Lo hago por ellos. Por los locos, los raros, los incomprendidos del mundo. Por toda la gente que quiero y querré. Por todos los hijos, padres, madres, abuelos y hermanos que muchas veces necesitan más el consuelo de una sonrisa que el de una pastilla más. Y porque, a pesar de lo que diga mi padre, en esta profesión, no hace falta ser el mejor para ser bueno. Y siendo bueno, ya eres el mejor para tus pacientes. Lo hago por las sonrisas de los niños cuando llegan a la consulta muertos de miedos y luego les das una piruleta.

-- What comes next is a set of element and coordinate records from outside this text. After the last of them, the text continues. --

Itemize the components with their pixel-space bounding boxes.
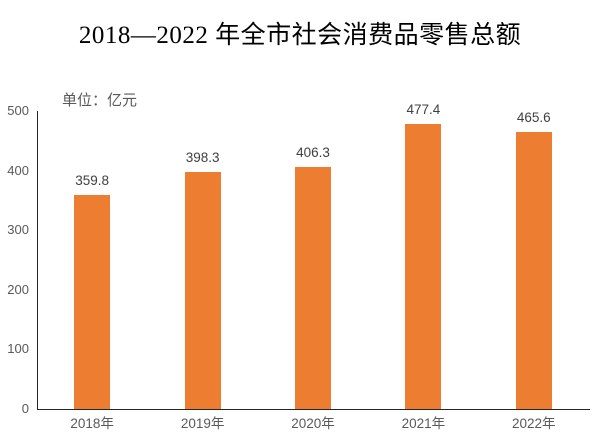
x-axis-category-label: 2020年 (291, 416, 335, 431)
y-tick-label: 400 (7, 162, 29, 178)
chart-title: 2018—2022 年全市社会消费品零售总额 (78, 22, 522, 49)
bar (515, 131, 552, 409)
bar (74, 194, 111, 409)
bar (295, 166, 331, 409)
bar (405, 124, 442, 409)
bar-value-label: 477.4 (406, 102, 441, 118)
bar-value-label: 406.3 (296, 144, 330, 160)
x-axis-category-label: 2022年 (512, 416, 556, 431)
x-axis-category-label: 2019年 (180, 416, 225, 431)
unit-label: 单位：亿元 (62, 92, 138, 109)
plot-area (37, 111, 590, 410)
bar-value-label: 359.8 (75, 172, 110, 188)
y-tick-label: 200 (7, 281, 29, 297)
y-tick-label: 500 (7, 103, 29, 118)
x-axis-category-label: 2021年 (401, 416, 446, 431)
bar-value-label: 398.3 (185, 149, 220, 165)
bar-value-label: 465.6 (516, 109, 551, 125)
y-tick-label: 0 (21, 401, 29, 416)
y-tick-label: 100 (7, 341, 29, 357)
y-tick-label: 300 (7, 222, 29, 238)
x-axis-category-label: 2018年 (70, 416, 114, 431)
bar (184, 171, 221, 409)
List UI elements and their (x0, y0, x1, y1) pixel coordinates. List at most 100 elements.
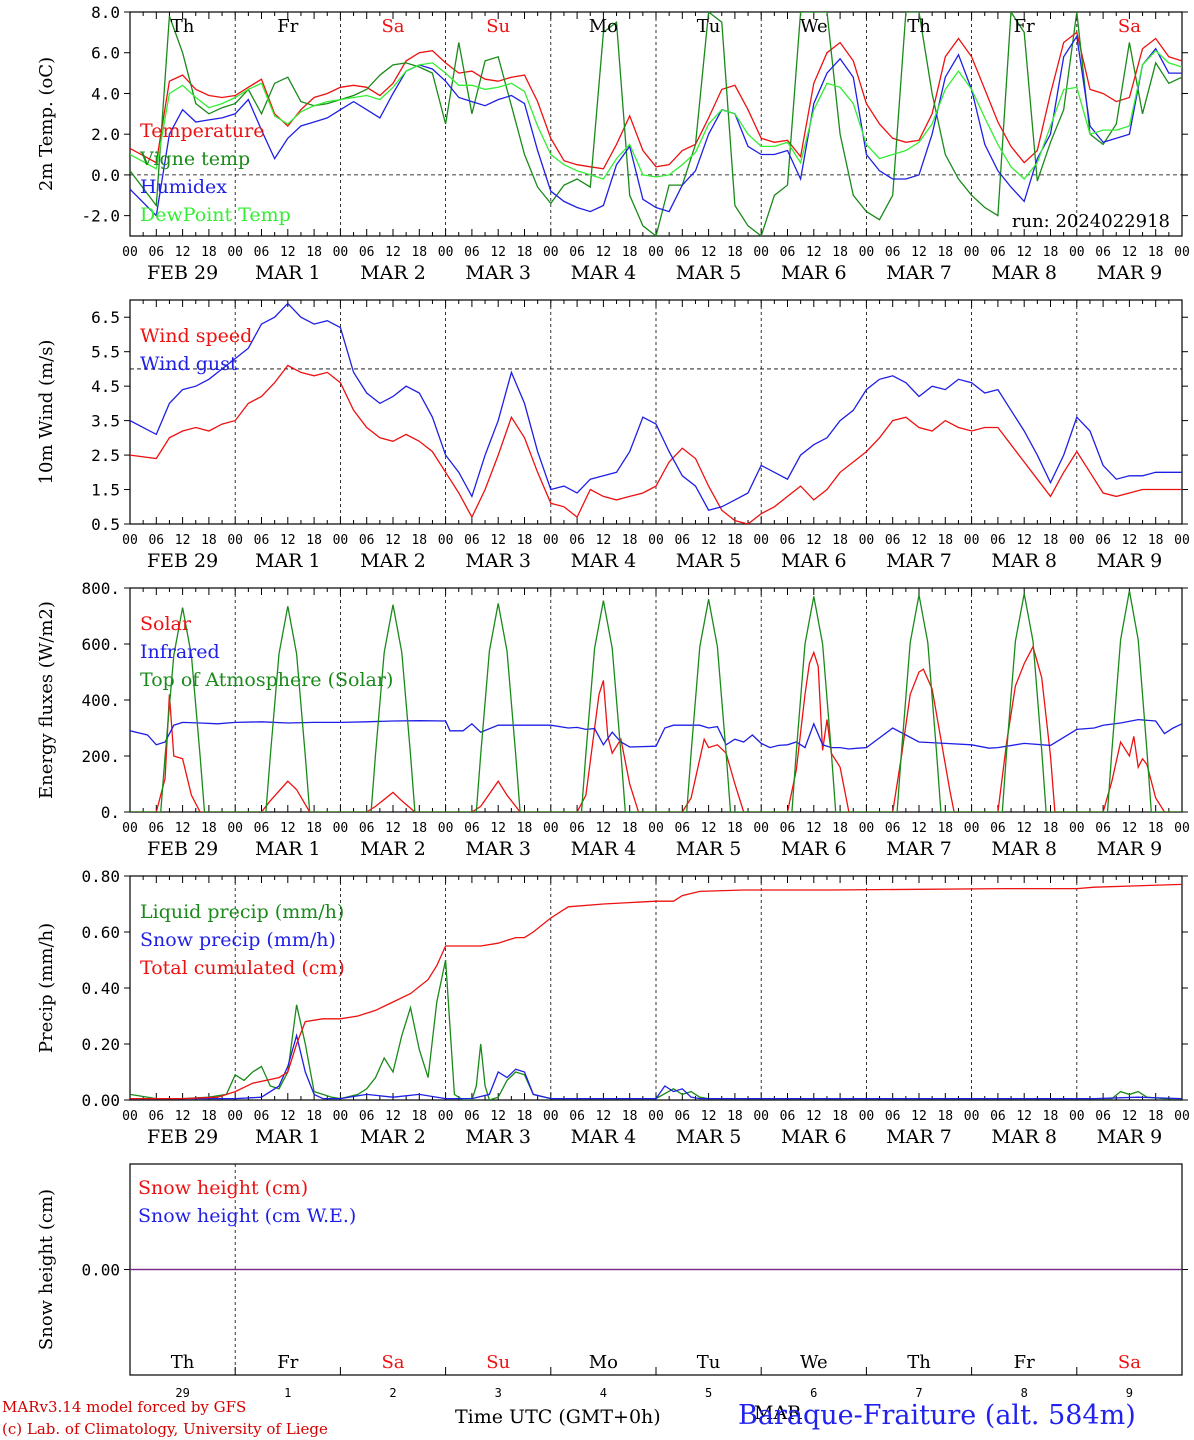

Por todas esas personas del mundo que merecen ser tratadas como personas. 

Y si queréis una razón algo más egoísta, también es porque ayudando a otros pienso que todo el esfuerzo y las horas de estudio han merecido la pena. 

Esa es mi razón. Y a veces casi lamento haberla encontrado porque me encadena a este lugar tan estresante y desesperante, pero en fin, es mi razón. Buscad la vuestra, aferrarla con fuerza y no la dejéis escapar porque, si estudiáis medicina, os hará falta una buena razón.